Sydney – International Olympic Committee Vice President John Coates was adamant Saturday that nothing could stop the Tokyo Olympics from going ahead, despite ongoing risks from COVID-19.
Asked if there was any scenario in which the games, which are due to start on July 23, could be cancelled or postponed again at this late stage, he replied: “No, there’s not.”
“The prime minister of Japan said that to the president of the United States two or three weeks ago. He continues to say that to the IOC,” Coates said.
“We’re working with him (Prime Minister Yoshihide Suga) on all of the safety measures. It’s going ahead.”
Suga held talks with U.S. President Joe Biden in April and stressed the Asian nation was doing everything possible to contain COVID-19 infections and hold a “safe and secure” Olympics.
But questions continue to be raised about the viability of the games, given the ongoing pandemic and a virus state of emergency in Tokyo and other parts of Japan being extended on Friday.
While Japan’s COVID-19 outbreak remains much smaller than in many countries, with just over 10,500 deaths, its vaccine rollout is moving slowly and polls show most Japanese people support cancellation or another delay.
Coates, the point man for the games as head of the IOC’s coordination commission, said a huge amount of work had been done to ensure the safety of athletes and the Japanese public.
“We spent the first half of last year identifying all the worst-case scenarios,” he told reporters in Sydney on the sidelines of the Australian Olympic Committee’s annual general meeting.
“We spent the next six months looking at the countermeasures that are necessary.
“We’re implementing those countermeasures, predicated on there being no vaccine, so that situation has improved. The games will go ahead.”
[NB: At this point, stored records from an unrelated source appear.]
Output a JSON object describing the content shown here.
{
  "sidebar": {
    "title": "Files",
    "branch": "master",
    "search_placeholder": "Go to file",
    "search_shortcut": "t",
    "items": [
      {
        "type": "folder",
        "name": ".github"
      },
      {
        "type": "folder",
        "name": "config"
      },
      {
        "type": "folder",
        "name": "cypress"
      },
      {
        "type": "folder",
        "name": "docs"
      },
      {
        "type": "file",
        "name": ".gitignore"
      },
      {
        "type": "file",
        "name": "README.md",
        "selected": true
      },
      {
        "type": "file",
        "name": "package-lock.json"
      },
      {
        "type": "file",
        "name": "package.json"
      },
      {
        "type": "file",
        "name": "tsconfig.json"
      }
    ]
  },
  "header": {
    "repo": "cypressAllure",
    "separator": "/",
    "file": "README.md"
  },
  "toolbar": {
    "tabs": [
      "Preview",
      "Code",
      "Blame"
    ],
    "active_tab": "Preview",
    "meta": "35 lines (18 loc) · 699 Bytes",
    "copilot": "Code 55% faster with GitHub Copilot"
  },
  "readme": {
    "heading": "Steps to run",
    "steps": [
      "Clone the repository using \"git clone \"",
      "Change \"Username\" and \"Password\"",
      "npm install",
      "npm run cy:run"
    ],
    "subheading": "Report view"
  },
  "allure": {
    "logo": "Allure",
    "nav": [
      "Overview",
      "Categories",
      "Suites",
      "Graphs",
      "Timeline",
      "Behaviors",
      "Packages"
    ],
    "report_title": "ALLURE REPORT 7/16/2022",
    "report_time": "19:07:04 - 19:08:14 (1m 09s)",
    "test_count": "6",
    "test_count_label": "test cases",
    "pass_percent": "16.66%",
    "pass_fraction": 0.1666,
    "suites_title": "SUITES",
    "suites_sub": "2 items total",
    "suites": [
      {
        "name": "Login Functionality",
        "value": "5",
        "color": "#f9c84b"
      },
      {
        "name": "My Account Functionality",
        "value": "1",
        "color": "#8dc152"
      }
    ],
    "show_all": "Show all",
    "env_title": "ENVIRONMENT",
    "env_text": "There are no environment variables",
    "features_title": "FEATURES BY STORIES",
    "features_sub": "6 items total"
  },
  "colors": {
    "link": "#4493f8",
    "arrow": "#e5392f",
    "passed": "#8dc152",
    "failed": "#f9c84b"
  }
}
U.S. drugs giant Pfizer and its German partner BioNTech on Thursday announced a deal with the IOC to provide vaccines to competitors and staff at the games.
In a statement, the firms said they would coordinate with national sporting bodies to make sure that coronavirus vaccines are available to anyone who needs one before traveling to Japan.
Coates said it was a big step forward.
“All of the precautions that we have been taking are aimed at the health of the athletes and the health of the people of Japan,” he said, denying the IOC was putting sport and financial considerations before health.
“We’ve put an amazing amount of work into the procedures that ensure the safety of the athletes through testing … boosted now by all athletes around the world now having access to the vaccine.”
But he also admitted that not having the Japanese public fully on board was a concern.
“I think there’s a correlation between the numbers who are concerned about their safety with the numbers who have been vaccinated in Japan,” he said.
“And the numbers (vaccinated) are very small, particularly among the elderly. So as the vaccine is rolled out in Japan, I think that will improve.
“The other message we have to get across to them, and are getting across to them, is that these measures we’ve been taking and trialing at test events are working,” he added.
While some Olympic test events and qualifiers have been postponed, cancelled or moved abroad, others, notably the diving World Cup, have been successfully held in Tokyo with athletes from overseas.
Coates revealed a Tunisian official at a recent rowing event in Tokyo tested positive for coronavirus, but said that only proved the tough measures were working.
“He tested OK before he left Tunisia, tested okay on arrival then three days later tested positive,” he said.
“But the system worked and he was taken out of his team, the competition, and no one else tested positive. Sorry for him, but that was a very good experience (for organizers).”